O trabalho para capacitar os cachorros para cuidar dos imóveis dura, em média, seis meses, e as sessões de treinamento são diárias – levam de 10 a 30 minutos. Cantadeiro frisa que não utiliza nenhum tipo de tortura ou violência na recuperação. Mesmo nos casos mais extremos, o único meio de que ele dispõe para se proteger de possíveis investidas é uma guia com enforcador, objeto que tem a função de educar o bicho.
O adestrador também afirma que não é necessário instigar os animais para ensinar-lhes o ofício de segurança. “Eu não treino ataque. Eu faço ele guardar e defender, canalizo o instinto natural dele, que é defesa de território, alimentação e procriação. Por isso que quando um cão chega dentro de uma obra, você precisa ver a felicidade dele. Ele vai fazer o trabalho que faria na natureza e nós damos essa função a ele”, explica.
Segundo Cantareiro, o contrato de serviço de um segurança de quatro patas pode variar de R$ 1,3 mil a R$ 7 mil por mês.
Fera curada
Um dos casos mais emblemáticos entre os seguranças caninos é o do rottweiler Fera. O animal não estava necessariamente no corredor da morte, mas nem por isso deixou de ser salvo de um fim trágico.
De acordo com Cantadeiro, há mais de dois anos, Fera foi recolhido na Avenida Brasil, zona norte de Ribeirão Preto. O treinador conta que passava pela via, tradicional por abrigar diversas lojas de autopeças usadas, quando se deparou com o cachorro magrelo e desambientado, a ponto de os carros terem de desviar para não atropelá-lo.

Atraído por aquela cena, a primeira atitude do adestrador foi chamar o animal com um pouco de ração e, em seguida, procurar por seu dono. “Eu atravessei a via para ver de quem era aquele cachorro e o pessoal de um desmanche falou que eles [os proprietários] tinham comprado outro comércio e o abandonado do jeito que estava”, diz.
O treinador lembra que, ao se informar melhor sobre a situação, tomou conhecimento de que outros cães que estavam no mesmo estabelecimento já tinham morrido, e Fera teve a sorte de conseguir escapar por uma abertura na grade. “Ele pesava aproximadamente 23 quilos e estava literalmente pele, osso e cabeça. Mais uma semana ele morreria de fome e de sede.”

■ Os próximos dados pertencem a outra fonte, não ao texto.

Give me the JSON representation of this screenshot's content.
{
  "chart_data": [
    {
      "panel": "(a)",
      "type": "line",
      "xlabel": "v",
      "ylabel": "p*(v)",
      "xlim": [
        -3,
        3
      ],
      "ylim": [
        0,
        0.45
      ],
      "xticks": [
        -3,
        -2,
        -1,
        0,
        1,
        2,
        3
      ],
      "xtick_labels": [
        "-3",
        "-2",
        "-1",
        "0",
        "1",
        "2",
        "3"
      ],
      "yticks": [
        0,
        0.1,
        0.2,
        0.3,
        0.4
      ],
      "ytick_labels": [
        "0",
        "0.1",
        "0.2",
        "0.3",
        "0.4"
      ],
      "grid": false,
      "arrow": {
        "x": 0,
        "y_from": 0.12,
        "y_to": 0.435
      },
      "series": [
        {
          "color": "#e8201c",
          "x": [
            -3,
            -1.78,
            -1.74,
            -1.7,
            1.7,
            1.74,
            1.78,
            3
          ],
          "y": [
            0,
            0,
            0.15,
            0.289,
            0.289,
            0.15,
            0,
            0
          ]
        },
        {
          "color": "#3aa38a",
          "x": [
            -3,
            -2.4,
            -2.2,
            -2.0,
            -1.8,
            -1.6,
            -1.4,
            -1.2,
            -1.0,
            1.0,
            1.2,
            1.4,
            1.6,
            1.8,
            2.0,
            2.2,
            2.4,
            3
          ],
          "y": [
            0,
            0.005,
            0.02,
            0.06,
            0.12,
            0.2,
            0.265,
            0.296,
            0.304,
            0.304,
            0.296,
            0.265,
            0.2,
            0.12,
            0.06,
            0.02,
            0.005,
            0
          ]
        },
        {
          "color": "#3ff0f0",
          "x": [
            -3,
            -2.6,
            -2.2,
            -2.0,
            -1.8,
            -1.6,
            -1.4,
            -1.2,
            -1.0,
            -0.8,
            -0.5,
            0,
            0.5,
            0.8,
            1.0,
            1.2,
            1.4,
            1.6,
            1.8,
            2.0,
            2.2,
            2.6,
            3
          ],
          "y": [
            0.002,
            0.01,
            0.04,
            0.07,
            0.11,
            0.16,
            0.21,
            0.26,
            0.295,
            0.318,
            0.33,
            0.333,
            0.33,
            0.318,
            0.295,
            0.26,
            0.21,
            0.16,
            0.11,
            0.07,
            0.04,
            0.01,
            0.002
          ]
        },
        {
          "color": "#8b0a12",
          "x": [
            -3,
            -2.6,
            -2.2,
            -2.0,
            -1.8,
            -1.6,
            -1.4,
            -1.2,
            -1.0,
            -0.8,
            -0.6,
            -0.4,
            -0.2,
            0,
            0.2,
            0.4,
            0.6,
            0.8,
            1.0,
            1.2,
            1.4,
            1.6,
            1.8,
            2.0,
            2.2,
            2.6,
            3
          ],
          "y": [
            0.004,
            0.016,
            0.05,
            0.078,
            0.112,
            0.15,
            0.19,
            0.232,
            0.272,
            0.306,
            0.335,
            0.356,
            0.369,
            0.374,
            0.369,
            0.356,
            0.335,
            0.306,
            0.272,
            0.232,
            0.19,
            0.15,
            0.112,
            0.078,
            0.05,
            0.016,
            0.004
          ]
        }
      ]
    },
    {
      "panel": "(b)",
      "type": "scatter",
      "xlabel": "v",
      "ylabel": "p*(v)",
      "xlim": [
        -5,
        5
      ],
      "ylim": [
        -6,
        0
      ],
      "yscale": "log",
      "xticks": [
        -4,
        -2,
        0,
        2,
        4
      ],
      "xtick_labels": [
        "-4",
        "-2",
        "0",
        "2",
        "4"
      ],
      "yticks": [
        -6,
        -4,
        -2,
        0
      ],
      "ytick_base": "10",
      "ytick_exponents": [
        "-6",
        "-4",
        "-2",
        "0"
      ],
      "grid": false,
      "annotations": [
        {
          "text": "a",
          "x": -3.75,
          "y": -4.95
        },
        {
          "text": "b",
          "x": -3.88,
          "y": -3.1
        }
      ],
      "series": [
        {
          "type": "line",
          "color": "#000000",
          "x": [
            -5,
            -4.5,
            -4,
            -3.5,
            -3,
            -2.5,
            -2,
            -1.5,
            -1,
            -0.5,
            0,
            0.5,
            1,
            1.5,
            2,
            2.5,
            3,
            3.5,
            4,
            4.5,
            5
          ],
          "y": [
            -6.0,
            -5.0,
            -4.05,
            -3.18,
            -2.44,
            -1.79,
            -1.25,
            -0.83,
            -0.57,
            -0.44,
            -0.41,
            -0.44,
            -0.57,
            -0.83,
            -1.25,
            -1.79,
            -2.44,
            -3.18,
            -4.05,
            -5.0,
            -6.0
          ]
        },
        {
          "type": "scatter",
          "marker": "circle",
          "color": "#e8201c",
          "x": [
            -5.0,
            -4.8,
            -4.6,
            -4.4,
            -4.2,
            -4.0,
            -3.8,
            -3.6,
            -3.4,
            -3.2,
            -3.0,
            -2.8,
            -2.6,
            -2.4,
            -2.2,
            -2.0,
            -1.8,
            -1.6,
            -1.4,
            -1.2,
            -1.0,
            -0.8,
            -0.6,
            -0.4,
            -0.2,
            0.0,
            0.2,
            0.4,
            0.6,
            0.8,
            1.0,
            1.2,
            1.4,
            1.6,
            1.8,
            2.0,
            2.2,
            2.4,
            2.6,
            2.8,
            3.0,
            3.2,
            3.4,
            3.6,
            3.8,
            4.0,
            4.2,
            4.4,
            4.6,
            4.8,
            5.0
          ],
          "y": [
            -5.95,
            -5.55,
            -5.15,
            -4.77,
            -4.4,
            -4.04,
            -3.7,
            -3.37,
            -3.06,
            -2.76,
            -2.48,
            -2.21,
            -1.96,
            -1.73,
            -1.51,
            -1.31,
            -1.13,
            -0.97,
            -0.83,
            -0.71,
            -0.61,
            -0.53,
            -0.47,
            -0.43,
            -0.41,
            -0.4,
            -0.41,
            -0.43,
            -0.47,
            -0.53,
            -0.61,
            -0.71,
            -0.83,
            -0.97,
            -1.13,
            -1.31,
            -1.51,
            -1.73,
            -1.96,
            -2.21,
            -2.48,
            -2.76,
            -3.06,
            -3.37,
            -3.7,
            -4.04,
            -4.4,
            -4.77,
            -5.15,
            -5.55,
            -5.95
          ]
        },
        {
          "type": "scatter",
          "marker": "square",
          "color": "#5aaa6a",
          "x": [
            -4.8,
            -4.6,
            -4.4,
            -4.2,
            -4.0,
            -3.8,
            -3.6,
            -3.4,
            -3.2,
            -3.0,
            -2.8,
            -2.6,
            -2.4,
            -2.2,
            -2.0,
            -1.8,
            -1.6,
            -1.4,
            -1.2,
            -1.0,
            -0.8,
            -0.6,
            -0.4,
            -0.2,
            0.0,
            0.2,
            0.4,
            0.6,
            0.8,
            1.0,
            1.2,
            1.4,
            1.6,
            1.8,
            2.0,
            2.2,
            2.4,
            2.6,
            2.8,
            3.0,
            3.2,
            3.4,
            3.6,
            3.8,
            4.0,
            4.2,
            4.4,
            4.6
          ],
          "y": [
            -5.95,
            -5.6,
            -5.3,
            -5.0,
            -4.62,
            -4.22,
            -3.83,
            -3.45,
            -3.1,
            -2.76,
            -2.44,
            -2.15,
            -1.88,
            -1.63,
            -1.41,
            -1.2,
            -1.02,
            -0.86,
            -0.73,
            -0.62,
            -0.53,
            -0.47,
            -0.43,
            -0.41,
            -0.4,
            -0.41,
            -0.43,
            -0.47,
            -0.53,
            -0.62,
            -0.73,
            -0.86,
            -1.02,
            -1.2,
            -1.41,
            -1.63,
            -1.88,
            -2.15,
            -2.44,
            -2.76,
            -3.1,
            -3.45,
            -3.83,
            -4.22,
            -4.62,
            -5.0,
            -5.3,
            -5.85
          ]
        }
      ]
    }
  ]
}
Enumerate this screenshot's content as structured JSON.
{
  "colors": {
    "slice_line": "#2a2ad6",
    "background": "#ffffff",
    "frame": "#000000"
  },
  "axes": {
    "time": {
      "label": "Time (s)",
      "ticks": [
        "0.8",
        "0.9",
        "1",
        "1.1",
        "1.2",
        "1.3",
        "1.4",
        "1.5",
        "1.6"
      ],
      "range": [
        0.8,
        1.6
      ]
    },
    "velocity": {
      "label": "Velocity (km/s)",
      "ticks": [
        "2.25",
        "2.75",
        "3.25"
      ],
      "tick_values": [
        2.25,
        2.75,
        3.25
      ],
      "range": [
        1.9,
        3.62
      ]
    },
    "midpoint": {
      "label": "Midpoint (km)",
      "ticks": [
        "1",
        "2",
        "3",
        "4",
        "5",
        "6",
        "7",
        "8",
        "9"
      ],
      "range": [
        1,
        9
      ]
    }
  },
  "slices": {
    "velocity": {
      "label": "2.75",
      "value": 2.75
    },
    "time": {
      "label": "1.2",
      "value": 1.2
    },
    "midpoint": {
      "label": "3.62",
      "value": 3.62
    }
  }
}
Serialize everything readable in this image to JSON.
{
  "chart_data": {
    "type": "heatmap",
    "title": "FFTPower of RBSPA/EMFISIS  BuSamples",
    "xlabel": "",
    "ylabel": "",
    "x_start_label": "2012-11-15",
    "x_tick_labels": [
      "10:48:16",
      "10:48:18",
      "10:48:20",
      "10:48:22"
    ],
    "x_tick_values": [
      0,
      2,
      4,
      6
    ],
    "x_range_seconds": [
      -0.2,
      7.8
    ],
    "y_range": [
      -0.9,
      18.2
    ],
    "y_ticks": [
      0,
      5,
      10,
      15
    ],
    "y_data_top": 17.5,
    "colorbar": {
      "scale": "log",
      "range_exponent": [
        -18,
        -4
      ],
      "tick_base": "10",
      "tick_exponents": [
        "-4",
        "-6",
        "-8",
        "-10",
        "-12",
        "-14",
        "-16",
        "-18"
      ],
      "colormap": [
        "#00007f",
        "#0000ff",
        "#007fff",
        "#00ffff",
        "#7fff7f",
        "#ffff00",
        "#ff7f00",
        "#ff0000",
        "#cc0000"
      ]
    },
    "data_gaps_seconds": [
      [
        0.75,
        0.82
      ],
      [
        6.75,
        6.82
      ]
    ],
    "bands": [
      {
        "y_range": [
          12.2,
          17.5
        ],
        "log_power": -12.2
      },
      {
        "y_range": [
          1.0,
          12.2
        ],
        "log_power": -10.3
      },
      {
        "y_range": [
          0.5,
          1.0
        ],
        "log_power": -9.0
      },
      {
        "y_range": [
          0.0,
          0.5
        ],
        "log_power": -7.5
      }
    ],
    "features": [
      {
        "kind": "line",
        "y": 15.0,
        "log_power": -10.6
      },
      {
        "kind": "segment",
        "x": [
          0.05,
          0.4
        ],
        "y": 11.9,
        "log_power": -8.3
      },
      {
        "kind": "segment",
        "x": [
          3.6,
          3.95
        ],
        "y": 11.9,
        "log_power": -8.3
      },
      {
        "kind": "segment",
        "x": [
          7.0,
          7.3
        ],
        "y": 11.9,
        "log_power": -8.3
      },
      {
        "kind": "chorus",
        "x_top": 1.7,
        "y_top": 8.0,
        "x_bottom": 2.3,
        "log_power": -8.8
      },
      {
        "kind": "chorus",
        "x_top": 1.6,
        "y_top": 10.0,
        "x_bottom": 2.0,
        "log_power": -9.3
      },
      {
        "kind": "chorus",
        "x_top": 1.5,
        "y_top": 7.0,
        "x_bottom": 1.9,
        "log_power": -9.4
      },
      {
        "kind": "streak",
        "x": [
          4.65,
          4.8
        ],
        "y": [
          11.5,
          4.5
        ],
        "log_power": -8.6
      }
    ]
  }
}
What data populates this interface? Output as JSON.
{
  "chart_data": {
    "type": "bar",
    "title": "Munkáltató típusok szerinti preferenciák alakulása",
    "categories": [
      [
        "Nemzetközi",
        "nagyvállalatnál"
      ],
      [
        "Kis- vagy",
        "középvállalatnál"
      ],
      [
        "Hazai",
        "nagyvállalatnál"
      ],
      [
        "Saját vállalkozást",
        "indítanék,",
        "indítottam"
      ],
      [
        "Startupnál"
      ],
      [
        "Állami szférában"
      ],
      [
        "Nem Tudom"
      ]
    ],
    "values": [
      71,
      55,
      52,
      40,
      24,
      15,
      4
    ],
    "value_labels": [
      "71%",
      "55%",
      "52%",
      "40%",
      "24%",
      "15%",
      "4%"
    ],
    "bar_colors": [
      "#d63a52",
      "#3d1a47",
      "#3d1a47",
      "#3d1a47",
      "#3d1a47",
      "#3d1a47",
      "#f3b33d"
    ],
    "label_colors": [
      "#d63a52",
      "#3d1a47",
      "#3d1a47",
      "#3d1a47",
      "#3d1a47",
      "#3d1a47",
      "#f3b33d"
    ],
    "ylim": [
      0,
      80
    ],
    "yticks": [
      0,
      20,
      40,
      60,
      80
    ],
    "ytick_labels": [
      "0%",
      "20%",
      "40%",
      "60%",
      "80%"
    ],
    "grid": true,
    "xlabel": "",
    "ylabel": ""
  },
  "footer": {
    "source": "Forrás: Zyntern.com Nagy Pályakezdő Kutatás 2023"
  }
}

Cantadeiro lembra que abrigou Fera no canil, o castrou e começou um trabalho para ganho de massa com ração balanceada e acompanhamento veterinário. Totalmente recuperado, o cachorro passou por sessões de treinamento e pouco tempo depois também ganhou a função de segurança. “Hoje ele está com aproximadamente 54 quilos e é um cão extremamente forte, inteligente e muito carinhoso comigo. É um cão que dentro de uma obra ninguém entra”, elogia.
O especialista se deu tão bem na recuperação de cães dados como casos perdidos que já recebeu até convites para reeducar crianças. Entretanto, o adestrador diz que não pensou duas vezes antes de recusar. “Eu já tive quatro propostas. Falei que eu já educava as minhas filhas”, brinca.